Jean-Claude Trichet said the treaty should be changed to stop member states straying from common norms, implying the need for a closer union under which decisions could be imposed on errant countries. "In my view it is necessary to change the treaty to prevent one member state from straying and creating problems for all the others," he said. "To do this, one even needs to be able to impose decisions."
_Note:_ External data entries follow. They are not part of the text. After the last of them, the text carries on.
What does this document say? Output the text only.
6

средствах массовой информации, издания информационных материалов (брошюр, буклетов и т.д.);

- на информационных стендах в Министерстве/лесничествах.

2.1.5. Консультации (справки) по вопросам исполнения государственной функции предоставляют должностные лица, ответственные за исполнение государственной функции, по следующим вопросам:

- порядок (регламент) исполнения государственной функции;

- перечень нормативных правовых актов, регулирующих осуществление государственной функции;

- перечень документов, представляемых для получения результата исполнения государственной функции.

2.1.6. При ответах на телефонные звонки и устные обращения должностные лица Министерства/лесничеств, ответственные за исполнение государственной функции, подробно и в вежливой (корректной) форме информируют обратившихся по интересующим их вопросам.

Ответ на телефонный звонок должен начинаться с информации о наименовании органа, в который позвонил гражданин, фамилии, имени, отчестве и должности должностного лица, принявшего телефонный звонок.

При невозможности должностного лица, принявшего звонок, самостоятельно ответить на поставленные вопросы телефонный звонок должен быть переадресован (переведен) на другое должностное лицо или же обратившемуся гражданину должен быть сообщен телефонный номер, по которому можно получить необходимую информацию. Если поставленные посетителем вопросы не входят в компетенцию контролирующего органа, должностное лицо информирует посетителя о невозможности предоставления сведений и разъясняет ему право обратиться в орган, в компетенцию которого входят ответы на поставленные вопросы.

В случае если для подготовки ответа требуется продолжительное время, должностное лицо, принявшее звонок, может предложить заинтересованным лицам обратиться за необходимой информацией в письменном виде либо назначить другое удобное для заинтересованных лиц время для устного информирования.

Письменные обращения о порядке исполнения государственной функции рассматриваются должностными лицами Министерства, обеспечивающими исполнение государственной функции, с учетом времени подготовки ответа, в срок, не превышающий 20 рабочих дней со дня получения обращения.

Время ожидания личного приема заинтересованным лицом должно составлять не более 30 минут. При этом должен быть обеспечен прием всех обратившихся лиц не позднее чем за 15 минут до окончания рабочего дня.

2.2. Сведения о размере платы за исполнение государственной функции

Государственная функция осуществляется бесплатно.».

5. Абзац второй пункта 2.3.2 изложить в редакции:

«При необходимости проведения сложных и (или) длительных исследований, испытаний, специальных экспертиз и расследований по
The Continent's top monetary policymaker, who will hand over the reins of the ECB to Italy's Mario Draghi at the end of this month, added that the eurozone's debt problems had come about because some members had not kept a sufficiently tight leash on their finances.

"We don't have a federal budget, we don't have a political federation so we have to fully respect the constraints and the mutual supervision rules that exist in the eurozone," Mr Trichet said in an interview on French radio.

"It is the case that in Europe we have a bigger problem than others and this is a problem of supervision and governance within the eurozone."

He did, however, add that even without a new treaty, changes to the current set of rules would be better applied in light of the crisis. "I think that the lesson of the cost of negligence, of the cost of lax management, is sufficiently potent that in future, rules ... will be followed much more strictly," he said.

The comments came after G20 finance ministers and central bankers stepped up the pressure on European leaders to solve the crisis. After meeting in Paris at the weekend, they said they expected the EU summit on 23 October should "decisively address the current challenges through a comprehensive plan". Highlighting the worries, the Japanese Finance minister, Jun Azumi, warned that if left unchecked, the crisis in Europe could affect growth in emerging markets.